The Credit Unions Act 1979 states that the organisations should promote thrift by offering savings schemes, provide credit at reasonable rates of interest to their members, use the monies given to them by savers for the mutual interests of the union and its members and offer financial education and advice.
It also says that all credit unions must have their accounts audited annually by a qualified auditor, and that they must be insured against fraud and theft.
Since then, however, regulation of credit unions has come under the auspices of the Financial Services Authority (FSA).
The performance of each union has been monitored by the FSA since July 2002, while the watchdog must also judge all those involved in the running of a union suitable.
What will the legislative changes being finalised at the moment mean for credit unions?
As mentioned above, the structure of credit unions is likely to undergo some changes in the near future.
The government has been investigating ways to make credit unions more modern and accessible for the last two years.
One of its plans is to widen the scope of the common bond that links members and to increase the number of people who can be included in a geographical common bond to two million.
Most credit unions currently only have about 1,000 members each, with the largest – Leeds City Credit Union – at 20,000.
The widening of the common bond could therefore mean much larger organisations in the future.
ABCUL has welcomed this as a way for credit unions to reach many more members of the community.
Mark Lyonette, chief executive of ABCUL, said: "We are delighted that the Government has listened to our calls to increase the limit for a common bond to two million people for geographical common bonds only and not to impose a numerical limit on common bonds which only cover people with an employment or associational link.
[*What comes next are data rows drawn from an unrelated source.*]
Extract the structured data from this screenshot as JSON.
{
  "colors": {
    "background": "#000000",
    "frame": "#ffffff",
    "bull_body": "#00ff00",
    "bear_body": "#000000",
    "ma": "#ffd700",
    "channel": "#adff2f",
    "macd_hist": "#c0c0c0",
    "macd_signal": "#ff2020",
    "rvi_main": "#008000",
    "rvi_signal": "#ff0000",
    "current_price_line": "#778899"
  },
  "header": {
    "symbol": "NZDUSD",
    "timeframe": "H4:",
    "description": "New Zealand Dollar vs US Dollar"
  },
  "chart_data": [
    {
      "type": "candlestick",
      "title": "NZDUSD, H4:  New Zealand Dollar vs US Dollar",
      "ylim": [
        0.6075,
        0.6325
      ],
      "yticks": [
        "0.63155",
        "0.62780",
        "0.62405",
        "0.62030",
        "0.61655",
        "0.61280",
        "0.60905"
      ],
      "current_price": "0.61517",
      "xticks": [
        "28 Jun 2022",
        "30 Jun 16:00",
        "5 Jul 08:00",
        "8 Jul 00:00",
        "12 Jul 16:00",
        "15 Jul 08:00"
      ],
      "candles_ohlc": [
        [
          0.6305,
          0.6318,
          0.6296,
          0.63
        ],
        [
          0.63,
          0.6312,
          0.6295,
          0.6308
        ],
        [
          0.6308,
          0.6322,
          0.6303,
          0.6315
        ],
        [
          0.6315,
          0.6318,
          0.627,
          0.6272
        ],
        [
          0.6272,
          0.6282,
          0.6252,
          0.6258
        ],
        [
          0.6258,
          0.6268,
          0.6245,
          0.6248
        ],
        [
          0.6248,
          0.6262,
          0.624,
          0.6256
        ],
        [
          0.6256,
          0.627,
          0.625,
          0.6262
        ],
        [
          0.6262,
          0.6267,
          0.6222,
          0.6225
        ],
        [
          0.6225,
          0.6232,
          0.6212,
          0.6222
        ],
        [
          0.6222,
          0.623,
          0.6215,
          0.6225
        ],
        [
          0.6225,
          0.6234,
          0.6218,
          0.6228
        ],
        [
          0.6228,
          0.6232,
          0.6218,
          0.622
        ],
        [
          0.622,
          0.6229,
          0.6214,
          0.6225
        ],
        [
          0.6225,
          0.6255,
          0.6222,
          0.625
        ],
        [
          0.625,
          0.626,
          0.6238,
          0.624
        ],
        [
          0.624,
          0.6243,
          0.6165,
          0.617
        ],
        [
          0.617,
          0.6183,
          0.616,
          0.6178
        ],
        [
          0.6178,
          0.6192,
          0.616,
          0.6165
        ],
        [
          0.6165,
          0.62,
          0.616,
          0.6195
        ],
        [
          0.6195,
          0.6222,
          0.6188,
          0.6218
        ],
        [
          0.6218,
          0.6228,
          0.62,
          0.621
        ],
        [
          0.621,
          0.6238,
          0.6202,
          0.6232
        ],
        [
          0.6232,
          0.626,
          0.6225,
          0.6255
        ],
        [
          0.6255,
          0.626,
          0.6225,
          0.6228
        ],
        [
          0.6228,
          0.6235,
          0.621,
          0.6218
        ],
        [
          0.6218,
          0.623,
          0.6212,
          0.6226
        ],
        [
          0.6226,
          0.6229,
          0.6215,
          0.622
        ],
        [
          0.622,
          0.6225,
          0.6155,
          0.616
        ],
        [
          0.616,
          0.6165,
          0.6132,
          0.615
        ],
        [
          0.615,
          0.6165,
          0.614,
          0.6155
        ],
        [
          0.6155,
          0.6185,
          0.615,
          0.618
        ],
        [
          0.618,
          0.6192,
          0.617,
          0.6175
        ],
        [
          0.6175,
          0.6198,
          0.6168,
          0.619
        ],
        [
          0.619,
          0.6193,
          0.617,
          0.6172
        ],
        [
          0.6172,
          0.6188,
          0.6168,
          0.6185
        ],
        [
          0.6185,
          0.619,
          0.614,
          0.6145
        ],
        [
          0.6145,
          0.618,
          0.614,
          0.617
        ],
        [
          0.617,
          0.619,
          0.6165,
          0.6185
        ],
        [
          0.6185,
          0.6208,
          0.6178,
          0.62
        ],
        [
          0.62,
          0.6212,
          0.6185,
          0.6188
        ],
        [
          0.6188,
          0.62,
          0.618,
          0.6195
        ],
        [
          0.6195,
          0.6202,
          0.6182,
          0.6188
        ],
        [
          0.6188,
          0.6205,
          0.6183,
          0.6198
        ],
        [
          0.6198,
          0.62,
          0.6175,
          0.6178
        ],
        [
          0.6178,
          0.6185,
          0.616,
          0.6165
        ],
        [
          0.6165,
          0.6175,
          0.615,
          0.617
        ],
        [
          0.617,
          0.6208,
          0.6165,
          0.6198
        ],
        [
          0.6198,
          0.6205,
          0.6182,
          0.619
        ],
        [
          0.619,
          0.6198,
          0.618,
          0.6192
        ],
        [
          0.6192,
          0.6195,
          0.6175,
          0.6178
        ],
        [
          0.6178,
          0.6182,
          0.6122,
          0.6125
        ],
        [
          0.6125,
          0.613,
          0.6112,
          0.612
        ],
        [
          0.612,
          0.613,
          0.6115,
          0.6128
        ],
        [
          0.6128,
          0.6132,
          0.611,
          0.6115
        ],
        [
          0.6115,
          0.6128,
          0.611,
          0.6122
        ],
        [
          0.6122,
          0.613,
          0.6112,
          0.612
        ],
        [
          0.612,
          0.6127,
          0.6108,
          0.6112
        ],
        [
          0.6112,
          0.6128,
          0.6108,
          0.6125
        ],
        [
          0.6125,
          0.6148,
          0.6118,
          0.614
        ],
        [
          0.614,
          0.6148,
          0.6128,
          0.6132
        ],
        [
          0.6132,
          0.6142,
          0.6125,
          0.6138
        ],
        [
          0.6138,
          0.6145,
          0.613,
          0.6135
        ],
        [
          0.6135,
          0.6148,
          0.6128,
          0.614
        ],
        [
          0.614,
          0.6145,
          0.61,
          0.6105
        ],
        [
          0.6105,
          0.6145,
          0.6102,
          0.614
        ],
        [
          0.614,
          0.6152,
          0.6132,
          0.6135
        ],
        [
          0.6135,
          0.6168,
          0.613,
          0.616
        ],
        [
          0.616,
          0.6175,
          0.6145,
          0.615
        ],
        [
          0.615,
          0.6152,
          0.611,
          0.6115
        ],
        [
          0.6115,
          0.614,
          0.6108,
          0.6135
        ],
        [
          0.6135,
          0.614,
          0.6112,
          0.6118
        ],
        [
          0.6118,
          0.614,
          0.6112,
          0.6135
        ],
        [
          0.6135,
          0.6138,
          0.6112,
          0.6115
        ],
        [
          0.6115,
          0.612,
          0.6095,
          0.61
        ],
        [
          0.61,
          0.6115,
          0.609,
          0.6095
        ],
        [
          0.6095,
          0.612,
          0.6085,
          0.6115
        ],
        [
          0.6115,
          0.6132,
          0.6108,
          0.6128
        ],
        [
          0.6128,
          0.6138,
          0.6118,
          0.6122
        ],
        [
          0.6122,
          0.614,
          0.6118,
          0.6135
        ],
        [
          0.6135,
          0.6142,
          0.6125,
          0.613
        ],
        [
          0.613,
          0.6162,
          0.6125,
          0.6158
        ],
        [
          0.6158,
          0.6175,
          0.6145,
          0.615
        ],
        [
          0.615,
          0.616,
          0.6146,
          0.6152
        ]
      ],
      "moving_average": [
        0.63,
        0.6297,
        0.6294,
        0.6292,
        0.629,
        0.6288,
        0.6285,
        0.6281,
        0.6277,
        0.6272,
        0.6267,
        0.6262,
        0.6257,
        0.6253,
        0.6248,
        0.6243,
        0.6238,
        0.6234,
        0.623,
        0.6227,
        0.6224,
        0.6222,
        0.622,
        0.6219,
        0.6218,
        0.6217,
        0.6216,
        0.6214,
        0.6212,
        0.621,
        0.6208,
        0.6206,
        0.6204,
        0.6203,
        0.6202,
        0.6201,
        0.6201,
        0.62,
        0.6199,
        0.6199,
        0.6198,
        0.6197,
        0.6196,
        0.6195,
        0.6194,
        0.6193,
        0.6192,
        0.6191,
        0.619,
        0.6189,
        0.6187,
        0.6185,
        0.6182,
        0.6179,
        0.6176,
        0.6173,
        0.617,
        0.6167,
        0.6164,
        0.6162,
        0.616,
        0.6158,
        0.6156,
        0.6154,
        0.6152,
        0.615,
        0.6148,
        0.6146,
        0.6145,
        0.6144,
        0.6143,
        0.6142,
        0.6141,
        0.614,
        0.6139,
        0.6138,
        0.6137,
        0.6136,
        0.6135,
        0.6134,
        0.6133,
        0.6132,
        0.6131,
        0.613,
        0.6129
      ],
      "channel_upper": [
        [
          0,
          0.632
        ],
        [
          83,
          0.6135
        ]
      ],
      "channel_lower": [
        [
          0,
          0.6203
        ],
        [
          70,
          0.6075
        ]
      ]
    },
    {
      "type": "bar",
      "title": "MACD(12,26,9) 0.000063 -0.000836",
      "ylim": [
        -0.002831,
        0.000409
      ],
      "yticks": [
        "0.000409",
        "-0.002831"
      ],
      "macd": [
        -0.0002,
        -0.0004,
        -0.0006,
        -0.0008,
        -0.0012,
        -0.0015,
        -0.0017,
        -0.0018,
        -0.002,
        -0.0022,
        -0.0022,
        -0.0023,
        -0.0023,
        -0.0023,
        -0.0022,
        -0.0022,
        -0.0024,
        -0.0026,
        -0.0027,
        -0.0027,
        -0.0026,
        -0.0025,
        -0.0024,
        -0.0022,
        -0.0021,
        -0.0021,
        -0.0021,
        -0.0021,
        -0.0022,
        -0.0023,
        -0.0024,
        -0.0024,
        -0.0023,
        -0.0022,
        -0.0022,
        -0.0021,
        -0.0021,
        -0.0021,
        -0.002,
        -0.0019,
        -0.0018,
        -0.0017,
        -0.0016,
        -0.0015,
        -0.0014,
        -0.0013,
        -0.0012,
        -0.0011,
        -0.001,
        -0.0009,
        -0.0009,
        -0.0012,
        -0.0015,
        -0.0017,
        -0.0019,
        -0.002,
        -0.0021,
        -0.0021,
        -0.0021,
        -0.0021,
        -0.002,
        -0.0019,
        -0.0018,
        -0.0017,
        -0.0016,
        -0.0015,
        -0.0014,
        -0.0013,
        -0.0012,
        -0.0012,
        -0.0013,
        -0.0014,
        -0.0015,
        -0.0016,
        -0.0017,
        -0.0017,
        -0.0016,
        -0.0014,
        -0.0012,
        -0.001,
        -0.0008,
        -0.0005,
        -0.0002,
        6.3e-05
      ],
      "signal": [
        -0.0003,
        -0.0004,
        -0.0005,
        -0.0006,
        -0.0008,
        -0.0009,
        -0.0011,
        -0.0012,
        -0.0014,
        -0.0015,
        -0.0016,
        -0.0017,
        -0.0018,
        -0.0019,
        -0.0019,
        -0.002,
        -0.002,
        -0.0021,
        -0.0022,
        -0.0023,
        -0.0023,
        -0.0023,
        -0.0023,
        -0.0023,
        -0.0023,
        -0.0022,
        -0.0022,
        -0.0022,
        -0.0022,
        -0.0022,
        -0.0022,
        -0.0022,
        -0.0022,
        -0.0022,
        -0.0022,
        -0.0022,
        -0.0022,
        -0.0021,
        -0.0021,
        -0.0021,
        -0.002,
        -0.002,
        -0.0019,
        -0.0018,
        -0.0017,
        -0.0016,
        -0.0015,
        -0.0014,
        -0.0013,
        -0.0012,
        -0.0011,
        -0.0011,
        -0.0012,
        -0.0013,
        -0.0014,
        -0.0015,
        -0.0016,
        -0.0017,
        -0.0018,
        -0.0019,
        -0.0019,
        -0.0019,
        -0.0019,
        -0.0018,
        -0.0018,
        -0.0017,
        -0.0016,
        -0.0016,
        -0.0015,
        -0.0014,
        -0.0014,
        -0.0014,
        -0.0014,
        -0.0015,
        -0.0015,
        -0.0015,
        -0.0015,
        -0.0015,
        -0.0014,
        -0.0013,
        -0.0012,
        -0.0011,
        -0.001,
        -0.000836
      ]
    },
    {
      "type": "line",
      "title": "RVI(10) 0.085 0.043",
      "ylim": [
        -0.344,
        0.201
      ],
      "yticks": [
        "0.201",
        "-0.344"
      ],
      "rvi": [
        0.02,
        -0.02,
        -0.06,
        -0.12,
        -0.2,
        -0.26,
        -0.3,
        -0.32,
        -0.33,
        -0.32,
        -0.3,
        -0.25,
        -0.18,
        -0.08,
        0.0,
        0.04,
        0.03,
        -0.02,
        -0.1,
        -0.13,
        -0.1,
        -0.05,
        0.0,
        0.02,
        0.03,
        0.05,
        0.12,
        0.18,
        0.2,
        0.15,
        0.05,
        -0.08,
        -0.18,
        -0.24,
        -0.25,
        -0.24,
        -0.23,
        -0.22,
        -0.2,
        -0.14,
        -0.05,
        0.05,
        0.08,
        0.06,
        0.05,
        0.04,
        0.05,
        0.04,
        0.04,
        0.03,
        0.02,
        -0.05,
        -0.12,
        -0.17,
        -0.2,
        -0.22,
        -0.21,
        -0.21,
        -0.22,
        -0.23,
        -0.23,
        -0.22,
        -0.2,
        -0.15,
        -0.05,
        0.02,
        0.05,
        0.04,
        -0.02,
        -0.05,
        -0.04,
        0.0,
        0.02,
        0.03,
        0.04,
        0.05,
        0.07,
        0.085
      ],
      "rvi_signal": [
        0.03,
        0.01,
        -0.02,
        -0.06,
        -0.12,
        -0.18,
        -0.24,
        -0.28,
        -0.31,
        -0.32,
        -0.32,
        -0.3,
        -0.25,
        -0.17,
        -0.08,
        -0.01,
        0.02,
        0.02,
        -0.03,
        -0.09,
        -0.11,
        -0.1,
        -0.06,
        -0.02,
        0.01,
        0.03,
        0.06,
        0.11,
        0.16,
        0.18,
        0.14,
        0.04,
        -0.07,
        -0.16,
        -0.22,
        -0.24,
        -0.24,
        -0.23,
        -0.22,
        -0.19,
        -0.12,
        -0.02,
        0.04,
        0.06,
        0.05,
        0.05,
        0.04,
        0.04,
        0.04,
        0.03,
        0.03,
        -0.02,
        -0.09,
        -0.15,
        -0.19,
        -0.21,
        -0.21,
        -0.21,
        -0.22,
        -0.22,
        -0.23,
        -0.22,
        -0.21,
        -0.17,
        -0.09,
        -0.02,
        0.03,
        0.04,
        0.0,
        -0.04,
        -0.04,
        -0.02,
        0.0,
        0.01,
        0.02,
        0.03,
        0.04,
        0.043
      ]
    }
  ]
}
This will enable credit unions to meet the needs of many more people.”
But there are those who fear that this will signal the end of the personal service levels that have made credit unions popular, and differentiated them from the banks.
Other changes likely to come in include new savings schemes that they offer an agreed interest rate rather than an uncertain dividend. Again, however, this has been criticised as diluting the credit union offering and bringing it more into line with that available from banks and building societies.